Tibet ist in diesen Tagen mehr als je zuvor in den Nachrichten. Der Aufstand Tausender Tibeter in Tibet, das brutale Eingreifen der Chinesischen Regierung und Protestaktionen des International Tibet Support Network fordern Regierungen und NGOs heraus, Statements zu den Menschenrechtsverletzungen in Tibet abzugeben. Es ist nicht so, als würden Tibeter zum ersten Mal ihrem Kampf um Unabhängigkeit, bzw. echter Autonomie, wie vom Dalai Lama gewünscht, Ausdruck verleihen.
Am 17. April war Indiens Hauptstadt Delhi lahm gelegt. 17.000 Polizisten, die Nationale Sicherheitsgarde und Chinesische Sicherheitsbeamte waren im Einsatz, um die Olympische Fackel auf ihrer Station durch Delhi von tibetischen Protesten abzuschirmen. Delhi hat wohl selten so einen Sicherheitsaufwand betrieben.

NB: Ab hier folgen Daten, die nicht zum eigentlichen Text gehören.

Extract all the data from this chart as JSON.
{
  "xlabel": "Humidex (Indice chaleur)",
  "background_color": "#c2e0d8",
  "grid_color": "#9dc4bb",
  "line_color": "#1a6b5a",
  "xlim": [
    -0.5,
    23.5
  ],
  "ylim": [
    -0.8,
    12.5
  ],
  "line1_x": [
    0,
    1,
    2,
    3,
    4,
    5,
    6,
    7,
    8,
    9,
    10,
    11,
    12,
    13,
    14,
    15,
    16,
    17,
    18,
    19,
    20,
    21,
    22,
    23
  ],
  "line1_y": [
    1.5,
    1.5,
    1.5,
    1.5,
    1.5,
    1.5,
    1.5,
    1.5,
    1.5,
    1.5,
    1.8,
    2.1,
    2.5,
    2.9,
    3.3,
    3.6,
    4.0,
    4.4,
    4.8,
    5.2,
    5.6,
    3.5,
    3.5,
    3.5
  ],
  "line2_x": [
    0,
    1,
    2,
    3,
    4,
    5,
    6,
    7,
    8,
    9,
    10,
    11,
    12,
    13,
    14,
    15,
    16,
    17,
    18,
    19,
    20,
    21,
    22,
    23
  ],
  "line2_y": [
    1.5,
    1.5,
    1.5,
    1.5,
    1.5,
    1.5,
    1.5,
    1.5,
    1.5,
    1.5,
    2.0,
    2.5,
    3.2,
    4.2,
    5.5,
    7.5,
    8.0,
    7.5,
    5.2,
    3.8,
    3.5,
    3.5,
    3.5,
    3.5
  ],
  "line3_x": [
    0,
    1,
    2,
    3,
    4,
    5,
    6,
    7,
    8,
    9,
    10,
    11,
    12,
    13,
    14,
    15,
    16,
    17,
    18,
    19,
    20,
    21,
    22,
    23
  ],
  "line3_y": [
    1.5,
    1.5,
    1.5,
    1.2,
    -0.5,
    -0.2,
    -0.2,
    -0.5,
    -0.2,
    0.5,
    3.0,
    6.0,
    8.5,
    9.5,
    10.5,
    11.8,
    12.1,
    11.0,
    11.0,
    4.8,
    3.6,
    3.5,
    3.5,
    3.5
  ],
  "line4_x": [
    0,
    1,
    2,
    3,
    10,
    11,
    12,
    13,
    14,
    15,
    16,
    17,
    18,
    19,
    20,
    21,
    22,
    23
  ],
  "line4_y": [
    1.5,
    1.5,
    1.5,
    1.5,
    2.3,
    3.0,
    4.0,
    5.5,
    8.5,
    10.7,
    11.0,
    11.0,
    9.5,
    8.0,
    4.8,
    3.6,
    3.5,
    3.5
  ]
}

Und das alles auf Wunsch Pekings, um den Olympischen Geist aufrechtzuerhalten. Dieser Aufwand, der wie ein Spagat anmutete, ist der Versuch, China nicht zu verärgern und gleichzeitig die Beziehungen zu Tibetern und dem Dalai Lama aufrecht zu erhalten. Für die Öffentlichkeit war dieser Kniefall wie eine Show des geringen Selbstwertgefühls Indiens gegenüber China und es hatte den Anschein, als ob Peking wieder einmal mehr Indiens Politik bestimmt hat.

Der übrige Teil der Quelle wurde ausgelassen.